So you really have two questions here:

  • Can I buy a keyboard that feels like a piano and creates good enough MIDI output for a piano synthesiser?
  • Can I get software that sounds enough like a piano, and works with MIDI input?

The answer to both is "yes", for certain values of "enough".

The features you're looking for in a keyboard are "weighted" and "velocity sensitive".

"Weighted" means the keyboard has weights in it causing it to resist pressure and return to its position in the same way as a real piano -- that is, it feels the same to the touch.

"Velocity sensitive" means that the keyboard measures how fast the key is moving when it (virtually) strikes the piano string -- that is, how hard you struck the key -- and includes that measurement in the MIDI note event it sends.
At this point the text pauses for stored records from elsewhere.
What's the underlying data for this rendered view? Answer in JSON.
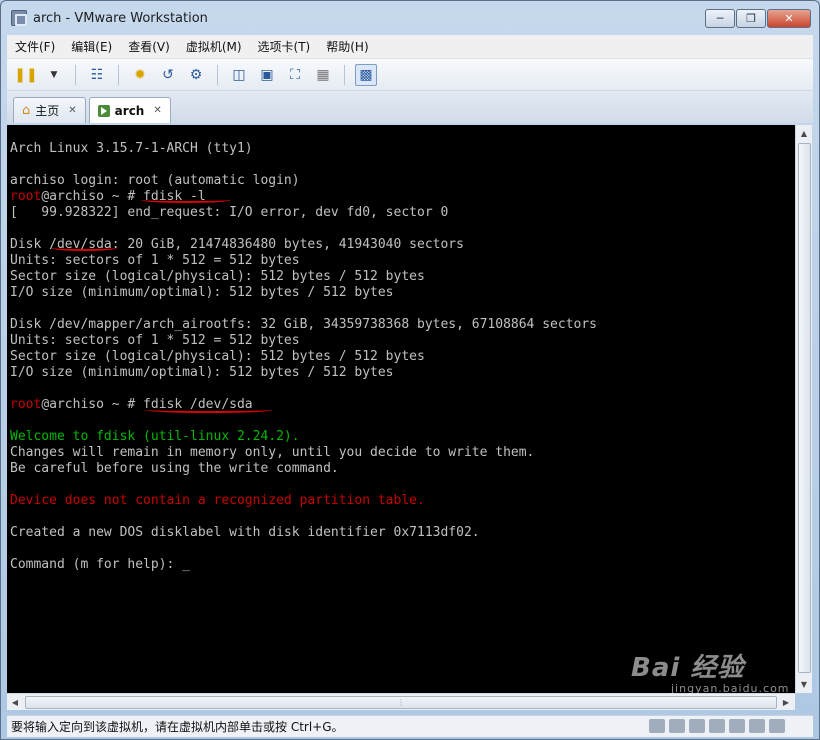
{
  "window": {
    "title": "arch - VMware Workstation",
    "minimize": "0",
    "restore": "1",
    "close": "r"
  },
  "menu": [
    "文件(F)",
    "编辑(E)",
    "查看(V)",
    "虚拟机(M)",
    "选项卡(T)",
    "帮助(H)"
  ],
  "toolbar": {
    "icons": [
      "pause-icon",
      "dropdown-icon",
      "network-icon",
      "snapshot-icon",
      "revert-snapshot-icon",
      "snapshot-manager-icon",
      "sidebar-icon",
      "console-view-icon",
      "fullscreen-icon",
      "unity-icon",
      "quick-switch-icon"
    ]
  },
  "tabs": [
    {
      "label": "主页",
      "icon": "home-icon",
      "active": false
    },
    {
      "label": "arch",
      "icon": "vm-icon",
      "active": true
    }
  ],
  "terminal": {
    "lines": [
      {
        "segments": [
          {
            "text": "Arch Linux 3.15.7-1-ARCH (tty1)",
            "color": "default"
          }
        ]
      },
      {
        "segments": []
      },
      {
        "segments": [
          {
            "text": "archiso login: root (automatic login)",
            "color": "default"
          }
        ]
      },
      {
        "segments": [
          {
            "text": "root",
            "color": "red"
          },
          {
            "text": "@archiso ~ # fdisk -l",
            "color": "default"
          }
        ]
      },
      {
        "segments": [
          {
            "text": "[   99.928322] end_request: I/O error, dev fd0, sector 0",
            "color": "default"
          }
        ]
      },
      {
        "segments": []
      },
      {
        "segments": [
          {
            "text": "Disk /dev/sda: 20 GiB, 21474836480 bytes, 41943040 sectors",
            "color": "default"
          }
        ]
      },
      {
        "segments": [
          {
            "text": "Units: sectors of 1 * 512 = 512 bytes",
            "color": "default"
          }
        ]
      },
      {
        "segments": [
          {
            "text": "Sector size (logical/physical): 512 bytes / 512 bytes",
            "color": "default"
          }
        ]
      },
      {
        "segments": [
          {
            "text": "I/O size (minimum/optimal): 512 bytes / 512 bytes",
            "color": "default"
          }
        ]
      },
      {
        "segments": []
      },
      {
        "segments": [
          {
            "text": "Disk /dev/mapper/arch_airootfs: 32 GiB, 34359738368 bytes, 67108864 sectors",
            "color": "default"
          }
        ]
      },
      {
        "segments": [
          {
            "text": "Units: sectors of 1 * 512 = 512 bytes",
            "color": "default"
          }
        ]
      },
      {
        "segments": [
          {
            "text": "Sector size (logical/physical): 512 bytes / 512 bytes",
            "color": "default"
          }
        ]
      },
      {
        "segments": [
          {
            "text": "I/O size (minimum/optimal): 512 bytes / 512 bytes",
            "color": "default"
          }
        ]
      },
      {
        "segments": []
      },
      {
        "segments": [
          {
            "text": "root",
            "color": "red"
          },
          {
            "text": "@archiso ~ # fdisk /dev/sda",
            "color": "default"
          }
        ]
      },
      {
        "segments": []
      },
      {
        "segments": [
          {
            "text": "Welcome to fdisk (util-linux 2.24.2).",
            "color": "green"
          }
        ]
      },
      {
        "segments": [
          {
            "text": "Changes will remain in memory only, until you decide to write them.",
            "color": "default"
          }
        ]
      },
      {
        "segments": [
          {
            "text": "Be careful before using the write command.",
            "color": "default"
          }
        ]
      },
      {
        "segments": []
      },
      {
        "segments": [
          {
            "text": "Device does not contain a recognized partition table.",
            "color": "red"
          }
        ]
      },
      {
        "segments": []
      },
      {
        "segments": [
          {
            "text": "Created a new DOS disklabel with disk identifier 0x7113df02.",
            "color": "default"
          }
        ]
      },
      {
        "segments": []
      },
      {
        "segments": [
          {
            "text": "Command (m for help): ",
            "color": "default"
          },
          {
            "text": "_",
            "color": "cursor"
          }
        ]
      }
    ]
  },
  "status": {
    "text": "要将输入定向到该虚拟机，请在虚拟机内部单击或按 Ctrl+G。"
  },
  "watermark": {
    "brand": "Bai 经验",
    "url": "jingyan.baidu.com"
  },
  "colors": {
    "prompt_red": "#c80000",
    "fdisk_green": "#00b800",
    "terminal_fg": "#c0c0c0",
    "terminal_bg": "#000000",
    "annotation": "#e00000"
  }
}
There are lots of keyboards available that don't have any sound-generating technology in them at all -- they just produce MIDI for consumption by another device. Others do have a synth -- you can treat that as a "bonus feature" if you like. There are situations where, even if the sound isn't great, it's convenient to be able to play without hooking up to a computer.

The ones that are supposed to feel like a piano, will say so in their marketing material. Read reviews.

Modern MIDI keyboards have both a 5-pin MIDI output for traditional devices, and a USB port for MIDI-over-USB and convenient connection to a PC.

Your next requirement is some software that can accept MIDI signals and play a convincing imitation of a piano.

The piano is a difficult instrument to replicate exactly, and people have spent considerable effort producing commercial piano synthesis software, for which they charge hundreds of thousands of dollars.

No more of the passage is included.